Overblog
Editer l'article Suivre ce blog Administration + Créer mon blog

Le joyeux gai luron du village d'antan se prénommait Antoine.

        De grands yeux rieurs. Un long tronc et des jambes à n'en plus finir de s'étirer en tous sens. Une coupe aux dégradés presque taillée à la hache tellement les coches et les inégalités y étaient apparentes. Un front bombé à la frange coupé presqu'au niveau de la racine. Une chaleureux si raide et toujours en désordre. Une véritable coiffure d'artichaut quoi !

        Ce qu'il préférait dans la vie, c'était de jouer des tours à tout le monde et de patauger tout le temps dans la bulle des autres. Il se plaisait à dire qu'il n'existait que pour se farcir les méninges du plaisir de faire rire son auditoire. Il aimait souligner les traits de caractère de chacune et chacun de ses proches par des mimiques qu'il disait faire partie de pactole d'imitations. Chaque jour devenait pour lui l'occasion de tourbillonner dans ses pensées afin de jouer avec les mots et surtout d'inventer des trucs plus fous les uns que les autres afin d'épater la galerie.

        Comme la fois où il s'était essayé à la guitare. Un vrai désastre. Et pourtant tout le monde de sa connaissance riait à gorge déployée.
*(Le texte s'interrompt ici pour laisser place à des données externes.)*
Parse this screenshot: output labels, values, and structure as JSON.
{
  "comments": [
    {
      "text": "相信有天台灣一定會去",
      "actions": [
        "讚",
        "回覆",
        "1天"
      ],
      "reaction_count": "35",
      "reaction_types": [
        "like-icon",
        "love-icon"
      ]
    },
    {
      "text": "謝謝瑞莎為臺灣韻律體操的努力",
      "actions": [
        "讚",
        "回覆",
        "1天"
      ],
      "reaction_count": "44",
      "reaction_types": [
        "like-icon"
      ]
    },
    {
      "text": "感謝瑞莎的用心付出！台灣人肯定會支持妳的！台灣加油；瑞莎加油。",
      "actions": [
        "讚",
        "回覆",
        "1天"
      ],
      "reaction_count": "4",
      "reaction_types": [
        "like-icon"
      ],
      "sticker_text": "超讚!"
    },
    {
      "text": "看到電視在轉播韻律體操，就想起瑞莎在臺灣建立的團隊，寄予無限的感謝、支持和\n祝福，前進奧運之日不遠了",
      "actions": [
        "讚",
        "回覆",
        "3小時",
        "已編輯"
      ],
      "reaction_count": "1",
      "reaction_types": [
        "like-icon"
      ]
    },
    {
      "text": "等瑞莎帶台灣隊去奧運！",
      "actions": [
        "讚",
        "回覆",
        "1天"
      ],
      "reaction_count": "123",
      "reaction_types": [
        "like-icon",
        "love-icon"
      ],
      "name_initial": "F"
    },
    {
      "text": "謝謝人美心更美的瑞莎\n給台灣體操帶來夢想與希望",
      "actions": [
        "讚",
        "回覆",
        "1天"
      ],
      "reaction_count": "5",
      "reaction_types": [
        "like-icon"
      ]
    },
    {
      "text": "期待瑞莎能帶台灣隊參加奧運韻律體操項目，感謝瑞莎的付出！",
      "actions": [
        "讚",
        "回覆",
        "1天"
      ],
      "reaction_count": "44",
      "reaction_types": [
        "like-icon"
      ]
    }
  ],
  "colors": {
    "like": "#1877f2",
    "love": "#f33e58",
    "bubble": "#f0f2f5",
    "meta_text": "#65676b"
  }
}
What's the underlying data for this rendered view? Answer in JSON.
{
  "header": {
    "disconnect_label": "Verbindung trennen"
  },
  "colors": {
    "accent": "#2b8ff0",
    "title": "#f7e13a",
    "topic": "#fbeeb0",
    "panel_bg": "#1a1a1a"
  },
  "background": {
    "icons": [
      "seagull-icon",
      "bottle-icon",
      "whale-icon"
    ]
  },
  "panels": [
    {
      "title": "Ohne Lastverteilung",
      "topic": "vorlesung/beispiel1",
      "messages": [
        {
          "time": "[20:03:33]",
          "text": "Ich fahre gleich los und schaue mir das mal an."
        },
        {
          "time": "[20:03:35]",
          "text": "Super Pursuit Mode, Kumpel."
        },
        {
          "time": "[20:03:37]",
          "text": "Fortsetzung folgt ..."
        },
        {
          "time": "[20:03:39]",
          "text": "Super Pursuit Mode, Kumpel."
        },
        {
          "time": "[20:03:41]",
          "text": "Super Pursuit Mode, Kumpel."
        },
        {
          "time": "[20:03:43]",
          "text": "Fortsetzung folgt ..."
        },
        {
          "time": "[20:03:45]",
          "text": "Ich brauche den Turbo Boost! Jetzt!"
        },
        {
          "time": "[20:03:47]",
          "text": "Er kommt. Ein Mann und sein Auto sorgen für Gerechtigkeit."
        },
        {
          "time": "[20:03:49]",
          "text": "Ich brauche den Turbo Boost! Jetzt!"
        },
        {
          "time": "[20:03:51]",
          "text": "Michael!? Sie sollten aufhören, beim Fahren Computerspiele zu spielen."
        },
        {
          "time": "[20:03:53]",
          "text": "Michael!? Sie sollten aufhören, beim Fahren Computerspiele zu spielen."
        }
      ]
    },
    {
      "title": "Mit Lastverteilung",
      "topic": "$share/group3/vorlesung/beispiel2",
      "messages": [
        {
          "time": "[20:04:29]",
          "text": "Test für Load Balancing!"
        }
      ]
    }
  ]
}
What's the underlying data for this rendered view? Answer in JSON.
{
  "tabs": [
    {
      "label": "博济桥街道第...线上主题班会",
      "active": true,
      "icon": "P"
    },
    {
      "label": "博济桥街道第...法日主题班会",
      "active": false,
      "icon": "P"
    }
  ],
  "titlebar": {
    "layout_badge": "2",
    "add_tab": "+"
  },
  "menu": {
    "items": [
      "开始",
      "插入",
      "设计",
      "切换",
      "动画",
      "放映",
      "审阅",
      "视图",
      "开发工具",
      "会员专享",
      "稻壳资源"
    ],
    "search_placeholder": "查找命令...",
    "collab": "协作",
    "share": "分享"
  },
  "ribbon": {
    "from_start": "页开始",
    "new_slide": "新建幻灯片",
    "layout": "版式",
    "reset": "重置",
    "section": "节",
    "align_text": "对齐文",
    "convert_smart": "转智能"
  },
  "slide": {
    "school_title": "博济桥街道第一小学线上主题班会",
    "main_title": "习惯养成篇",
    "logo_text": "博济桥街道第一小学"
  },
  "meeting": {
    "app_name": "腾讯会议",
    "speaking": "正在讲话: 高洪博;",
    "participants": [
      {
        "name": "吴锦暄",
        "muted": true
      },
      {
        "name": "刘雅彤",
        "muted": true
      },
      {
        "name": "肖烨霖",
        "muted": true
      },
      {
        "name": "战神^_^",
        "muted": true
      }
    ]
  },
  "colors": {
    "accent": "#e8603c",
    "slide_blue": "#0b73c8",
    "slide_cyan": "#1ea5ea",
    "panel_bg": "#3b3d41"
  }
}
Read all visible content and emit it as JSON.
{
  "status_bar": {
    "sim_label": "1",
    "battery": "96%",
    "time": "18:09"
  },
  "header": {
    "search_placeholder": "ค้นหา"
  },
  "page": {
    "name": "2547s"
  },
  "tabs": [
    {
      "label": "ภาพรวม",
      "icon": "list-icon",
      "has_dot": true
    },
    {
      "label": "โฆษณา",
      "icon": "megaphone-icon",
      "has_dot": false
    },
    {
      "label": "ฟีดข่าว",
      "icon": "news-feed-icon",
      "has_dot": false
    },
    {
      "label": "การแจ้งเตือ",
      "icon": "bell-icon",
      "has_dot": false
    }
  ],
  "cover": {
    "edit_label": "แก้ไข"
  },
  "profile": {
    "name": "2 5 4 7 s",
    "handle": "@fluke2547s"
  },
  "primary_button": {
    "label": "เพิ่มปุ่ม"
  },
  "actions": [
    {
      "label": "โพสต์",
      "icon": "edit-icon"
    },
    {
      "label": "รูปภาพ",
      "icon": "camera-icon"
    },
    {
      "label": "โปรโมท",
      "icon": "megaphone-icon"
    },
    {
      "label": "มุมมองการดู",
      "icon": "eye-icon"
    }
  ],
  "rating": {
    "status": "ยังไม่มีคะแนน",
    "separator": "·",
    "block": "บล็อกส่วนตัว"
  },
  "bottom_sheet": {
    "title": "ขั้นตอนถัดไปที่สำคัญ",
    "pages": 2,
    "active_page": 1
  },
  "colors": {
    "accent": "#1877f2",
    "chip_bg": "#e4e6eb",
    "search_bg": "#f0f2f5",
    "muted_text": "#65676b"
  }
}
Pas de lui bien évidemment. Mais de sa façon d'être si imprévisible et si naturel. Il était un comique né. Même dans sa manière désinvolte de tenir le manche de son instrument, de pincer les cordes ou d'y glisser ses doigts.

        Et que dire de cet autre jour où il avait accroché, par mégarde semblait-il, son chaud Canuck d'hiver sur la tête de sa jumelle. Il lui avait avoué naïvement, toutes dents éclatantes à vouloir sécher au faible soleil hivernal, qu'il l'avait prise pour le portemanteau en bois verni de l'entrée, tant elle était lente à se déplacer. Et il se trouvait très drôle.

        Elle était en effet si différente de lui. Toute en retenue cette Mégane qu'il adorait plus que tout. Si effacée qu'on l'aurait dite presque inexistante. Et pourtant, il affectionnait se blottir entre ses bras. Il ressentait alors tout l'immense amour qu'elle avait pour sa lui.